To my knowledge, MySQL doesn’t have a ‘regex_extract_all’ type function. It allows only a single regex extract at a time. So it would be a funky loop of regex and holding the pointer in memory or starting from the beginning That + running on the MySQL server rather than running on slack’s server.

Do websites query the DB directly, or through an API? If through an API, I’d say the API should do this replacing on the fly. If querying the DB directly, then I also like the idea of adding a column more than any other option. The largest negative is that the PAX names and AO names are locked in time at the moment the human readable form was created. The channel changes in slack, but the human readable form doesn’t change. To mitigate we could update the table once a period ( month? ), re-running this for all backblasts.

I agree it’s doable in Python with the code you provided, and a nice touch to replace the AO as well.

evanpetzoldt commented 9 months ago

Gotcha. Yeah, I've messed around with trying to do this in a SQL view, and it's messy and extremely slow like you say. Regions do pull straight from the db, so trying to work it into a SQL view doesn't seem like a good idea even if we could.

I agree on creating an extra column. Honestly, I don't think the "locked in" aspect would be a problem 99.9% of the time.

mdsimoneau commented 9 months ago

+1 for adding the column. We query the DB directly from our website.

farrellw commented 9 months ago

Who pays for the AWS servers? I imagine, while the cost isn't too high, that person probably gets final say as the table size roughly doubles.

I'm happy to implement it ( prolly next week ) if we all agree.

farrellw commented 9 months ago

Btw, took advantage of a buddy's MySQL knowledge at work today. If we switch it up and go the view route, this should do it ( more database transactions, but more flexible, less migrating of the existing stuff ).

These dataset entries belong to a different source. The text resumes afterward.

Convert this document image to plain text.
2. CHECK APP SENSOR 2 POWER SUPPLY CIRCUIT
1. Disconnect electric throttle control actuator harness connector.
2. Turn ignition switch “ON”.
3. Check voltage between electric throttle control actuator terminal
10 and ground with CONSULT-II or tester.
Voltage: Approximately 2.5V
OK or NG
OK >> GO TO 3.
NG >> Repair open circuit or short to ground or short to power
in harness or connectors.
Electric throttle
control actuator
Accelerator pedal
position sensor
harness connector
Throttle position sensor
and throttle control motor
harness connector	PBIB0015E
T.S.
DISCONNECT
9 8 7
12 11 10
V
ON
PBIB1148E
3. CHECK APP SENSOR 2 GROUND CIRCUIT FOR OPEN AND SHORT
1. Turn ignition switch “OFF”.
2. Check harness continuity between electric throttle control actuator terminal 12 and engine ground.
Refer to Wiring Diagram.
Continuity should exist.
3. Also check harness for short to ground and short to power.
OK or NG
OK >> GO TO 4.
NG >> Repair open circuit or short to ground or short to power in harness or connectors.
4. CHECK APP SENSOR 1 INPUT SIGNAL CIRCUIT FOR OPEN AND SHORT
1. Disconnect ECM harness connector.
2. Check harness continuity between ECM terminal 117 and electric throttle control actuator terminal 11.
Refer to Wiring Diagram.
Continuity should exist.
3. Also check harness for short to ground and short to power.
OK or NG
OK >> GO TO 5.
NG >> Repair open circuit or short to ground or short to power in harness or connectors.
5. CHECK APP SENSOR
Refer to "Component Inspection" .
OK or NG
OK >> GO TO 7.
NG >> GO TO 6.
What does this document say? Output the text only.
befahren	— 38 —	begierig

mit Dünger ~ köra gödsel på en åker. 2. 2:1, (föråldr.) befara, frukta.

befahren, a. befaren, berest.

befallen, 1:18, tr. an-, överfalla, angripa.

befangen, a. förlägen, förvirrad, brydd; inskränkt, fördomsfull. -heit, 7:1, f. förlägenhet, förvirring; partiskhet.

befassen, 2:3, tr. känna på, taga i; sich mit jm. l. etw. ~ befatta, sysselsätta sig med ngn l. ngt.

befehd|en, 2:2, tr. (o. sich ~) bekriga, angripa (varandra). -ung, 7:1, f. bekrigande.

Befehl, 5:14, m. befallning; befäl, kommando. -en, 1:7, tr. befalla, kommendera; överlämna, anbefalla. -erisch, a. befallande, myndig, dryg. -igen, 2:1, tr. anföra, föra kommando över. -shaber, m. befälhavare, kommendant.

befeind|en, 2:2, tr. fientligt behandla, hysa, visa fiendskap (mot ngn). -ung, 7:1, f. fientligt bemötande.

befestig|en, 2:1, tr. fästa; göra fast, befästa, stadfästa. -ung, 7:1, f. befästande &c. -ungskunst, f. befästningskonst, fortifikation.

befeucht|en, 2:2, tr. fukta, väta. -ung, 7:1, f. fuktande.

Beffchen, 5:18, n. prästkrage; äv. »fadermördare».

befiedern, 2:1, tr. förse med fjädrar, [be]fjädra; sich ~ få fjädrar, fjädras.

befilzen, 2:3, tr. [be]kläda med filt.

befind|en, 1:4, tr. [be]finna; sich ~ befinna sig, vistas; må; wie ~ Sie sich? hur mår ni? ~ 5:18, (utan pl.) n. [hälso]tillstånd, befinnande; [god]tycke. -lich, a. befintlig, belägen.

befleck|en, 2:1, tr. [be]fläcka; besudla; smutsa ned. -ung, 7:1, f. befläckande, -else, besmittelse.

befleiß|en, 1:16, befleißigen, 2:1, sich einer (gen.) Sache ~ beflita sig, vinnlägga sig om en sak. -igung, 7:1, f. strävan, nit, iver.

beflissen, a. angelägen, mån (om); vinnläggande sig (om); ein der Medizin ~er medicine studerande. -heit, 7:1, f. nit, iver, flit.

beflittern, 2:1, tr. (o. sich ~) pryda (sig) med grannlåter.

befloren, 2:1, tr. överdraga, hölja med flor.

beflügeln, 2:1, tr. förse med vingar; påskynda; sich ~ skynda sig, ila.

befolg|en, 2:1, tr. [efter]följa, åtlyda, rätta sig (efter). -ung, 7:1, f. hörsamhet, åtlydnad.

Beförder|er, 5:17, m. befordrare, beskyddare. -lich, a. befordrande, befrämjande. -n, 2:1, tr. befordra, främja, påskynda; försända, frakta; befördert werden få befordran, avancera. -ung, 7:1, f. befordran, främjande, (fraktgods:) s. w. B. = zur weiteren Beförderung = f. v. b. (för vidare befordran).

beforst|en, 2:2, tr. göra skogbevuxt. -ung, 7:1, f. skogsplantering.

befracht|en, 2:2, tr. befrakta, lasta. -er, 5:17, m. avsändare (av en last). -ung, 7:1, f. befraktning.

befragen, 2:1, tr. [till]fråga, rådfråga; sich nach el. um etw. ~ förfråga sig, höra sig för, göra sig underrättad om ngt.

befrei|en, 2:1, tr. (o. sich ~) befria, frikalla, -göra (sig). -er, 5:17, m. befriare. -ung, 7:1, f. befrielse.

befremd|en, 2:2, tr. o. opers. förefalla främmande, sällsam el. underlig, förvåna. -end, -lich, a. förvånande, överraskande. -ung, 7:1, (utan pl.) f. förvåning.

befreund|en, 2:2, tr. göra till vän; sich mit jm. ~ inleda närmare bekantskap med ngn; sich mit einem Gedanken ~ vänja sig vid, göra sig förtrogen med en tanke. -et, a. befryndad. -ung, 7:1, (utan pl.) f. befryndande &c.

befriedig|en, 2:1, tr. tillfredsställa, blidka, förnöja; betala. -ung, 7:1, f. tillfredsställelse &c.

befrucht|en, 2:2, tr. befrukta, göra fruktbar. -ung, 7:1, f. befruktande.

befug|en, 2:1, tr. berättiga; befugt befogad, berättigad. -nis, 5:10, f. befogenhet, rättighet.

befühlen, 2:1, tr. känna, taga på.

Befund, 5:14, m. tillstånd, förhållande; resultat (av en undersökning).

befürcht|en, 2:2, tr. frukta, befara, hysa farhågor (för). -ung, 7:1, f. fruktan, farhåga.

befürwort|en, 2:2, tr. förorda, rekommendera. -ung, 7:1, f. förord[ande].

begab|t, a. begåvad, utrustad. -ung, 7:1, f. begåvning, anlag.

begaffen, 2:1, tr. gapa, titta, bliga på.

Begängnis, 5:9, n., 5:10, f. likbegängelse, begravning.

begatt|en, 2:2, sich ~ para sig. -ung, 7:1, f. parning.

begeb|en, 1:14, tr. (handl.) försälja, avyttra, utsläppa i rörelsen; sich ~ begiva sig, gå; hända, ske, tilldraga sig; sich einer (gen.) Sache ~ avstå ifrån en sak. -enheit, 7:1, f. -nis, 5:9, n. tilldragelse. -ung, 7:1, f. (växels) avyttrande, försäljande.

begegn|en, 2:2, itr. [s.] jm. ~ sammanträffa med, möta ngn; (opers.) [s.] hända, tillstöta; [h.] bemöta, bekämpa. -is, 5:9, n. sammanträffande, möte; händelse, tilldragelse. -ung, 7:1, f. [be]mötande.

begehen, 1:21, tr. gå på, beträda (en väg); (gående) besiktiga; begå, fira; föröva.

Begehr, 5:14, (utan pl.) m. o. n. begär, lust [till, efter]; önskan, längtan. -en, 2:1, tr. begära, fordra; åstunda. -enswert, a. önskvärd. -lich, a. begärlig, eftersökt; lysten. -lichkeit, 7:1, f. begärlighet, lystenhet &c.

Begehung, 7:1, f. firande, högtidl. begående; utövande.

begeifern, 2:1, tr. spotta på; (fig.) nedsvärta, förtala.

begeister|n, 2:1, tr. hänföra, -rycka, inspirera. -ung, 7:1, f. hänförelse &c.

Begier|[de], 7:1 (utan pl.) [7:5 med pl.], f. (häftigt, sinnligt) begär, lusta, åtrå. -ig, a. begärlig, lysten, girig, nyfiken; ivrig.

create function readable_backblast (bblast LONGTEXT) returns LONGTEXT
BEGIN
    DECLARE updated_text LONGTEXT default "";
    DECLARE count int default 1;
    DECLARE userid varchar(15) default "";
    DECLARE username varchar(100) default "";
    DECLARE useridSubstring varchar(15) default "";
    DECLARE CONTINUE HANDLER FOR SQLEXCEPTION
    BEGIN 
        select count + 1 into count;
    END;

    select bblast INTO updated_text;

    loop1: LOOP     
        select REGEXP_SUBSTR(updated_text, '<@U.{10}>', 1, count) into userid;

        if userid is null then 
            leave loop1;
        end if;

        select SUBSTRING(userid, 3, 11) into useridSubstring;

        select ANY_VALUE(user_name) into username FROM users u WHERE u.user_id  = useridSubstring;

        if username is not null then
            select REGEXP_REPLACE(updated_text, userid, username) into updated_text;
        else
            select count + 1 into count;
        end if;     
    end LOOP loop1;

    return updated_text;
END;

farrellw commented 9 months ago

This issue has been open for awhile, so I’m going to summarize here to help us decide.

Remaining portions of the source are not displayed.